Robustness Evaluation of Regression Tasks with Skewed Domain Preferences
- URL: http://arxiv.org/abs/2212.07562v1
- Date: Thu, 15 Dec 2022 00:37:41 GMT
- Title: Robustness Evaluation of Regression Tasks with Skewed Domain Preferences
- Authors: Nuno Costa, Nuno Moniz
- Abstract summary: We deal with two encapsulated problems simultaneously.
First, assessing the performance of regression models when non-uniform preferences apply.
Second, assessing the robustness of models when dealing with uncertainty regarding the actual underlying distribution of values relevant for such problems.
- Score: 3.42658286826597
- License: http://creativecommons.org/licenses/by/4.0/
- Abstract: In natural phenomena, data distributions often deviate from normality. One
can think of cataclysms as a self-explanatory example: events that occur almost
never, and at the same time are many standard deviations away from the common
outcome. In many scientific contexts it is exactly these tail events that
researchers are most interested in anticipating, so that adequate measures can
be taken to prevent or attenuate a major impact on society. Despite such
efforts, we have yet to provide definite answers to crucial issues in
evaluating predictive solutions in domains such as weather, pollution, health.
In this paper, we deal with two encapsulated problems simultaneously.
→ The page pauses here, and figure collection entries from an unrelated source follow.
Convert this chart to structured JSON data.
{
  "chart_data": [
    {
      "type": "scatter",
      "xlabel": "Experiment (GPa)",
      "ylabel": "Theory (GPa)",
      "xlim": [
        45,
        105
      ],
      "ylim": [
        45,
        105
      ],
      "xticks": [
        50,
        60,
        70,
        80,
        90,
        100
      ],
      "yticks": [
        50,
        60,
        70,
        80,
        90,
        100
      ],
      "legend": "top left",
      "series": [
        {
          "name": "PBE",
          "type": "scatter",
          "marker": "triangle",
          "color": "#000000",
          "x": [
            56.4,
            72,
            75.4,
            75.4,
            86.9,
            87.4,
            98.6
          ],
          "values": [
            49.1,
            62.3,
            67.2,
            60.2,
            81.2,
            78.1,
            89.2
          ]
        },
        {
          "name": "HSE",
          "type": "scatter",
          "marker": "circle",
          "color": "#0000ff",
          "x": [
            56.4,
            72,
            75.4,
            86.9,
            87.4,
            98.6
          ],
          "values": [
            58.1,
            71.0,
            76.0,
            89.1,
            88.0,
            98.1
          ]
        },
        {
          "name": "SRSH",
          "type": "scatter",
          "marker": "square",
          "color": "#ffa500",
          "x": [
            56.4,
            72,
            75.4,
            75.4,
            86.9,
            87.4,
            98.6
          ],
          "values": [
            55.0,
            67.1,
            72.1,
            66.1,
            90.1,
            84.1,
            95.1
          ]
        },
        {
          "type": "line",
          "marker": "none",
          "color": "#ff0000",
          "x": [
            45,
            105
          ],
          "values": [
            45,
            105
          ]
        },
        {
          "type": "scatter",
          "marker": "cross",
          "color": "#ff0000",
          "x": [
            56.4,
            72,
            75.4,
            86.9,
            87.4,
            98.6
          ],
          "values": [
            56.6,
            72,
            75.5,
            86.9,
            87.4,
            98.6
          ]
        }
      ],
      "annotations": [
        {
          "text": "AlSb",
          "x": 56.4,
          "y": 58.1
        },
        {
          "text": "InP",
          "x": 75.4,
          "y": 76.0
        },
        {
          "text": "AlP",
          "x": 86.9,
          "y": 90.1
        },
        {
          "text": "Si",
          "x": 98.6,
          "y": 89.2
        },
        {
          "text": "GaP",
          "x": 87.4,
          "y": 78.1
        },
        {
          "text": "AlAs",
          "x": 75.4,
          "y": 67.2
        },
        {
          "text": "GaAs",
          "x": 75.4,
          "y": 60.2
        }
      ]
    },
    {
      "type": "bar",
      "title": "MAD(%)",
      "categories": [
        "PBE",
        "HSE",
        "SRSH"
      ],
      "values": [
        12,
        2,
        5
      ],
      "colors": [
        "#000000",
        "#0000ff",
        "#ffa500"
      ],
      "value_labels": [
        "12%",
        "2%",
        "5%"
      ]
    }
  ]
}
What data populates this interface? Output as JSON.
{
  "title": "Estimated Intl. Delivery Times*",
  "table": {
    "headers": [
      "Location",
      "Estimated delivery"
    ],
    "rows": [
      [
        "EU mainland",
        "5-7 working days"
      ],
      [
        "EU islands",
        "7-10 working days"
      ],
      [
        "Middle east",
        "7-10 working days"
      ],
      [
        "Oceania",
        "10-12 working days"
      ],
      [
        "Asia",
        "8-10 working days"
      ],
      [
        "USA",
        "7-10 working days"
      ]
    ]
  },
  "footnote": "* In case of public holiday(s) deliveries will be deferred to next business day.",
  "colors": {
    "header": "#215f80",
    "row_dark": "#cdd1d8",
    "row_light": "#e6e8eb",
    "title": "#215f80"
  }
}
First,
assessing the performance of regression models when non-uniform preferences
apply - not all values are equally relevant concerning the accuracy of their
prediction, and there's a particular interest in the most extreme values.
Second, assessing the robustness of models when dealing with uncertainty
regarding the actual underlying distribution of values relevant for such
problems. We show how different levels of relevance associated with target
values may impact experimental conclusions, and demonstrate the practical
utility of the proposed methods.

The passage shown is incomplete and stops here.